Ruggero Orfei e “Settegiorni”, un modello di giornalismo politico e di coerenza culturale.

 

La rivista era nata nel 1967 e ha chiuso i battenti nel 1974 dopo il referendum perso dalla Democrazia Cristiana e dai cattolici sul divorzio. I “pezzi” di Ruggero Orfei e del suo condirettore, Piero Pratesi – accanto alle cento firme – erano appuntamenti imperdibili per qualsiasi osservatore politico dell’epoca.

 

Giorgio Merlo

Ho fatto la tesi di laurea sulla rivista “Settegiorni in Italia e nel mondo”. Una rivista nata nel 1967 e che ha chiuso i battenti nel 1974 dopo il referendum perso dalla Democrazia Cristiana e dai cattolici sul divorzio. Ora, non voglio rileggere — come ovvio e scontato — l’esperienza di un settimanale che ha contribuito a segnare il cammino politico, culturale e sociale dei cattolici italiani e che, al contempo, ha scosso l’evoluzione e il percorso della stessa politica italiana. E la scomparsa recente del suo storico direttore, l’amico Ruggero Orfei, mi spinge a fare qualche rapida considerazione attorno ad un foglio che resta unico per la sua dimensione e per il ruolo che ha avuto nello scenario pubblico italiano in una fase storica decisiva per le sorti della nostra democrazia. Anche per il giornalismo italiano. Perchè “Settegiorni in Italia e nel mondo” non solo è stata una rivista politica e culturale vicina alle posizioni della sinistra sociale della Dc di Carlo Donat-Cattin, ma è stata anche e soprattutto una rivista che ha fatto del giornalismo di inchiesta – quello vero, però, senza alcun paragone e confronto per come è ridotto oggi quel settore – la sua ragion d’essere.

 

Certo, l’approfondimento politico e culturale era la vera priorità di questa scommessa editoriale guidata da Donat-Cattin – quella di maggior successo insieme alla rivista “Terza Fase” degli anni ‘80 – e con l’elaborazione puntuale ed intelligente di molti e qualificati collaboratori, “Settegiorni” era diventata un punto di riferimento da cui non si poteva prescindere. Sia all’interno della Dc e del mondo cattolico italiano dell’epoca e sia per gli altri partiti. In particolare per i partiti della sinistra storica e non solo.
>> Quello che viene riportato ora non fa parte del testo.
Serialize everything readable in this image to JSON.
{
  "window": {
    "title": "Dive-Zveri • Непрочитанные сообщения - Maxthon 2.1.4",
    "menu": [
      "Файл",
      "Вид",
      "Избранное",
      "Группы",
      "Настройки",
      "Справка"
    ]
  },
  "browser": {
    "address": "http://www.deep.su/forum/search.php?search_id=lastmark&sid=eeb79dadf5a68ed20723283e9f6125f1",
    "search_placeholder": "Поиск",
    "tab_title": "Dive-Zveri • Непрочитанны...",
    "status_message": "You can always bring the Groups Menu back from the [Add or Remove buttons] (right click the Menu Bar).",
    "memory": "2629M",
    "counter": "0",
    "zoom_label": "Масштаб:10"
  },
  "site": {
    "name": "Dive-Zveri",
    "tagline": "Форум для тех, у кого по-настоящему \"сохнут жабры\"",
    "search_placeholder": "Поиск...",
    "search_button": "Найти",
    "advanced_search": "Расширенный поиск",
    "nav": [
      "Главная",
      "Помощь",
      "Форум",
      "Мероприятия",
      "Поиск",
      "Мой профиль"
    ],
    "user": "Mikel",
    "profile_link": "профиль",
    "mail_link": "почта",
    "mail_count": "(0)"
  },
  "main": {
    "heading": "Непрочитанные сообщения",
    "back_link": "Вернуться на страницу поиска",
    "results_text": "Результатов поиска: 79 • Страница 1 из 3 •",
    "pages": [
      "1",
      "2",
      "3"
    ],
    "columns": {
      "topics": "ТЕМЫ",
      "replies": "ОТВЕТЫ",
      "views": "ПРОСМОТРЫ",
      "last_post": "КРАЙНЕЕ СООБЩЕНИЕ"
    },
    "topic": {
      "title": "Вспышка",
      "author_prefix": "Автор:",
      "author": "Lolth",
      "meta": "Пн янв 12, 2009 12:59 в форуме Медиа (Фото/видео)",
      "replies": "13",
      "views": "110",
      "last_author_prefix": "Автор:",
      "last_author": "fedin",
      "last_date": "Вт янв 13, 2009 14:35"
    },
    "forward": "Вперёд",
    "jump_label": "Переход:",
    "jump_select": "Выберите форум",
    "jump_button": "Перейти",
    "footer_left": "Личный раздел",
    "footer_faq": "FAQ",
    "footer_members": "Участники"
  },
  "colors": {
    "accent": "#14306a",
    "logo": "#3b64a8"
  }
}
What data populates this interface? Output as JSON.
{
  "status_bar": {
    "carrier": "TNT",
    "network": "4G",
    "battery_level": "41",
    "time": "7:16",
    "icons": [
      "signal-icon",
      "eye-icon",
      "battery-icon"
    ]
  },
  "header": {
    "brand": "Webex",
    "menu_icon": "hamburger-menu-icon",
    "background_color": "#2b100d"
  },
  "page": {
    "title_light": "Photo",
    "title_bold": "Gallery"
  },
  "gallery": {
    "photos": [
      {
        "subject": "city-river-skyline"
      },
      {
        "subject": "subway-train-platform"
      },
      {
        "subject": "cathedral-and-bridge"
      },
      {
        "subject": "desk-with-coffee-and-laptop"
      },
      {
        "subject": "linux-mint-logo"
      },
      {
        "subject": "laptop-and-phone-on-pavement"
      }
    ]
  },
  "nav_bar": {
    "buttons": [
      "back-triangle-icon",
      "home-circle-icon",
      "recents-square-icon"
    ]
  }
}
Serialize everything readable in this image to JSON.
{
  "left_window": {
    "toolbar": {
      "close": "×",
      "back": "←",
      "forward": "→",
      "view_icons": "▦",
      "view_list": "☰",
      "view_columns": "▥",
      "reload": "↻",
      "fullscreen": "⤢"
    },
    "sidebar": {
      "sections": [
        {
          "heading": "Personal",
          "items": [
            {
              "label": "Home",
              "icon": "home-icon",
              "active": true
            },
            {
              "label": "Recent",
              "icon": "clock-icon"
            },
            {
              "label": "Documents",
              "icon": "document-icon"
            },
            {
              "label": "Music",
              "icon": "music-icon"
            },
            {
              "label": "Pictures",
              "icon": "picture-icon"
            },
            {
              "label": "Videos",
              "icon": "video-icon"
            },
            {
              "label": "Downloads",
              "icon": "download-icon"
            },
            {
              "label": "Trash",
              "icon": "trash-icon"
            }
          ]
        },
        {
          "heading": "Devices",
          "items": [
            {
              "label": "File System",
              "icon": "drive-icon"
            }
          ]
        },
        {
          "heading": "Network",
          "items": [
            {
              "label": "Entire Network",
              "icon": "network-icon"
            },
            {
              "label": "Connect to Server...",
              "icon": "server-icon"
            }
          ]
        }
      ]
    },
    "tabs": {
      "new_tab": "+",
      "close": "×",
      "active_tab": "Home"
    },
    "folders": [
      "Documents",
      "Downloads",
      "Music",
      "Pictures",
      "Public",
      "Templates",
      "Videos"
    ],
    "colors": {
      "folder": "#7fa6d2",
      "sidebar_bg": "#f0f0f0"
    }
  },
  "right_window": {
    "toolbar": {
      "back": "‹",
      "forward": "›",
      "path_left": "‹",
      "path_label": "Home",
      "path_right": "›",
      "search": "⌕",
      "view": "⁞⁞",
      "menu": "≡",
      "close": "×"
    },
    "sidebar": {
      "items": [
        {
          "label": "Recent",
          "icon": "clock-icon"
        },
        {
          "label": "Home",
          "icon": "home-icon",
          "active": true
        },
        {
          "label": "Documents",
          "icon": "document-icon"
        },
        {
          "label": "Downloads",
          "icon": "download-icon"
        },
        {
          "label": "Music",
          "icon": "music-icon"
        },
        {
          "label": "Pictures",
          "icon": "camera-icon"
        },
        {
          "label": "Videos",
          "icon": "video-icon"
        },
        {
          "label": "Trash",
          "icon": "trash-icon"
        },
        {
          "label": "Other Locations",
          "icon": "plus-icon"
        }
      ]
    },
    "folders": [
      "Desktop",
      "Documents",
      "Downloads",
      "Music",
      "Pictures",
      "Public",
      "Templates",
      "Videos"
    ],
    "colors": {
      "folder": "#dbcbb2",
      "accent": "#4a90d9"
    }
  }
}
E i “pezzi” di Ruggero Orfei e del suo condirettore, Piero Pratesi – accanto alle cento firme – erano appuntamenti imperdibili per qualsiasi osservatore politico dell’epoca.

 

È indubbio, al riguardo, che Ruggero Orfei, anche se dopo l’esperienza di “Settegiorni” cambiarono i rapporti, ma non l’amicizia, tra la direzione della testata e i suoi finanziatori politici, condivideva sino in fondo l’idea di una presenza politica di ispirazione cristiana, popolare, autonoma e fortemente rappresentativa delle istanze dei ceti sociali popolari e cattolici. Un partito che non poteva e non doveva diventare un semplice e banale “polo conservatore” funzionale ad una alleanza con l’altro grande blocco, il Pci, con un probabile se non addirittura scontato cedimento culturale ed ideale nei confronti del più grande partito comunista occidentale. Una presenza politica, certamente di ispirazione cristiana, ma con un forte insediamento territoriale e una chiara opzione sociale. Per questo Orfei, all’epoca, dissentiva da tutte le interpretazioni che volevano una Dc conservatrice se non addirittura reazionaria, ripiegata su posizioni clericali o confessionali che appaltava la rappresentanza dei ceti popolari e socialmente più avanzati alla sinistra comunista e marxista.

 

Ecco perchè c’era una profonda simbiosi tra il Direttore di “Settegiorni” Orfei e l’editore politico Donat-Cattin. Perchè al centro della discussione c’era sempre e solo la necessità di salvaguardare una tradizione, quella cattolico popolare, cattolico sociale e cattolico democratica che individuava nella Dc di sinistra un baluardo centrale ed insostituibile. E quando parliamo di Ruggero Orfei, oltre alla sua vasta, ricca e feconda pubblicazione politica, culturale e religiosa, non possiamo e non dobbiamo dimenticare l’esperienza di “Settegiorni in Italia e nel mondo” che, ripeto, ha segnato la storia del giornalismo politico nel nostro paese.